Methods: We measured plasma levels of free arginine, ornithine, citrulline and the endogenous nitric oxide synthase inhibitor asymmetric dimethylarginine (ADMA) using LC/MS/MS, and examined the relationship of GABR to both prevalent coronary artery diseases (CAD) and incident major adverse cardiovascular events (MACE, including death, myocardial infarction, stroke) over a 3-year follow-up in 1,010 subjects undergoing elective cardiac catheterization.
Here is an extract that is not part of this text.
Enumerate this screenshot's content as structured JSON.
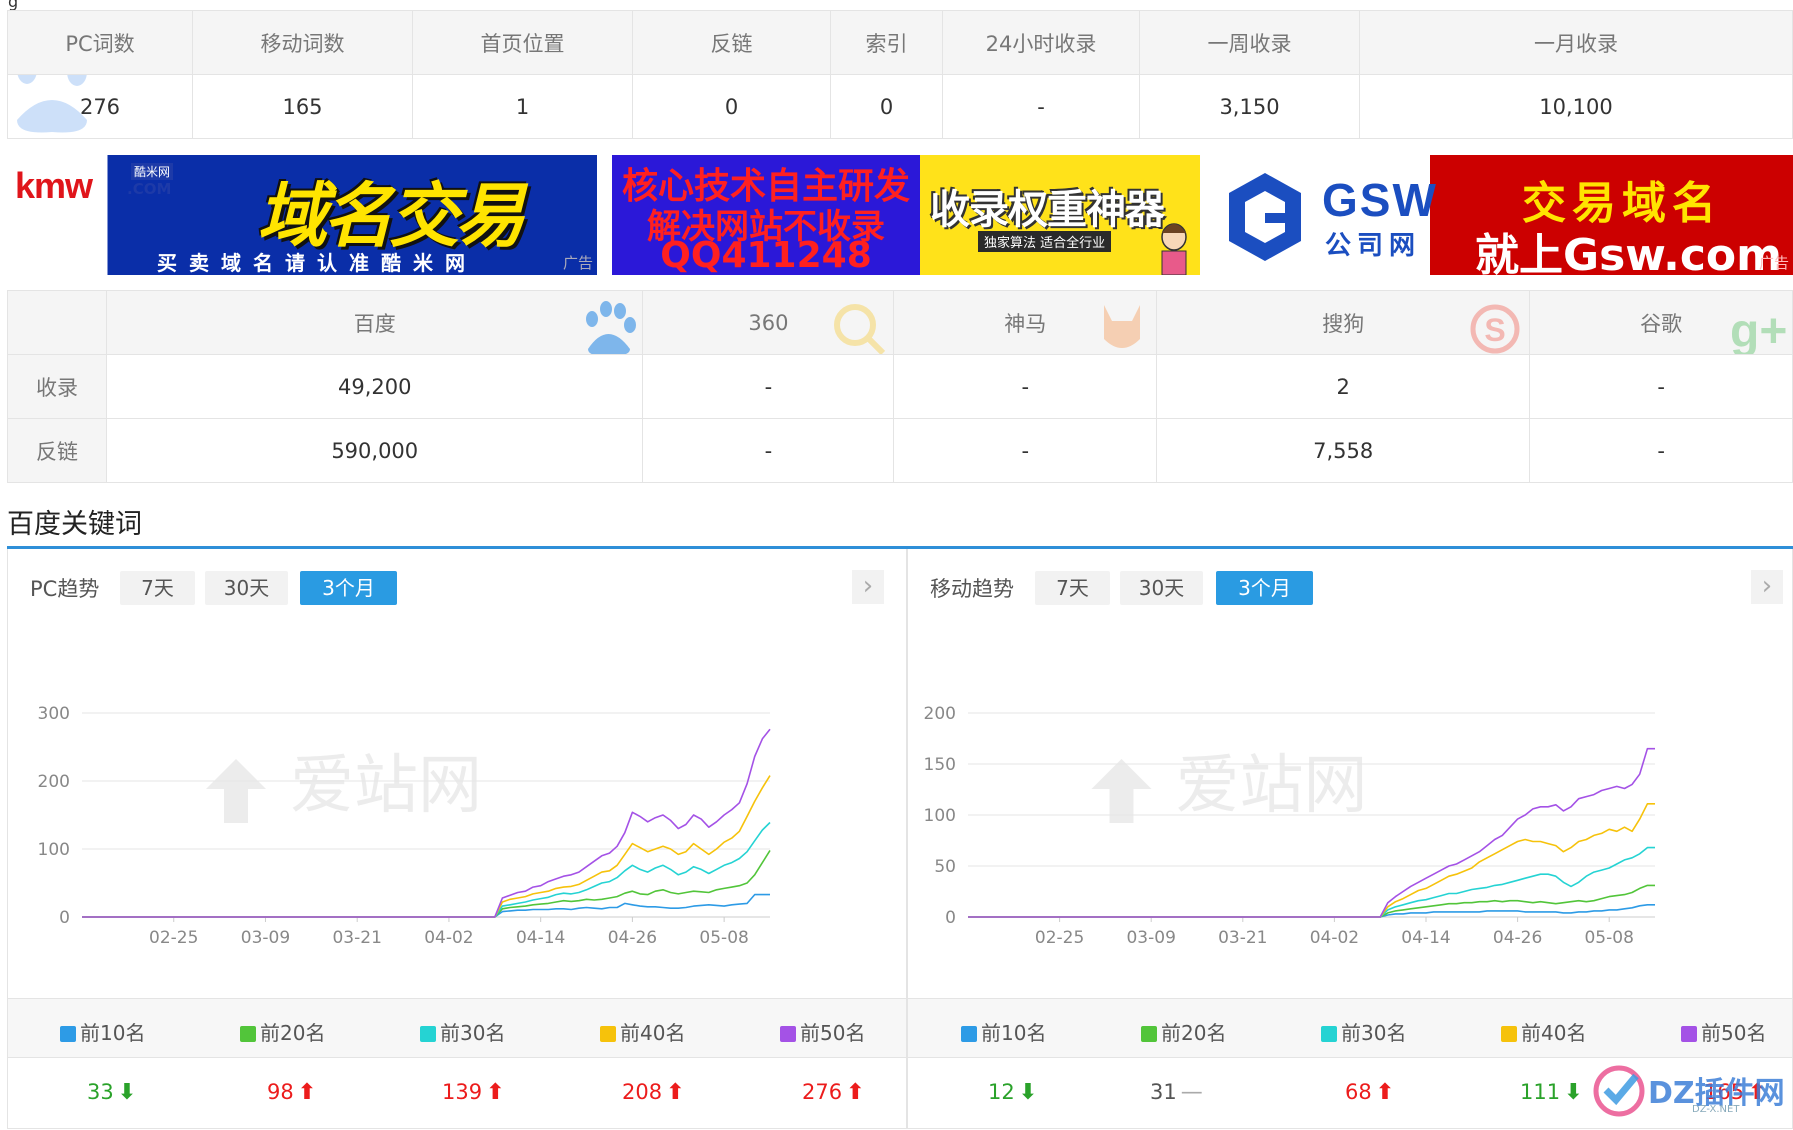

Results: Patients with CAD had significantly lower GABR (1.0±0.5 vs 1.4±0.8 respectively, p<0.001) and lower arginine levels (68.5±20 vs 74.1±24 respectively, p<0.001) than those with no CAD. After adjusting for Framingham risk score, C-reactive protein, and renal function, the lowest quartile of GABR remained significantly associated with CAD (odds ratio 3.93, 95%CI 2.55– 6.05, p<0.001) and 3-year risk for incident MACE (Hazard ratio 1.97, 95%CI 1.09 –3.59, p=0.025). When adjusted for ADMA levels, GABR remained independently predictive of incident MACE (Hazard ratio 2.93, 95%CI 1.66 –5.20, p<0.001). In contrast, plasma arginine levels were not predictive of incident MACE after adjustments.
Conclusions: Diminished global arginine bioavailability may lead to a relative nitric oxide deficiency state associated with vascular diseases and increased long-term cardiovascular risks.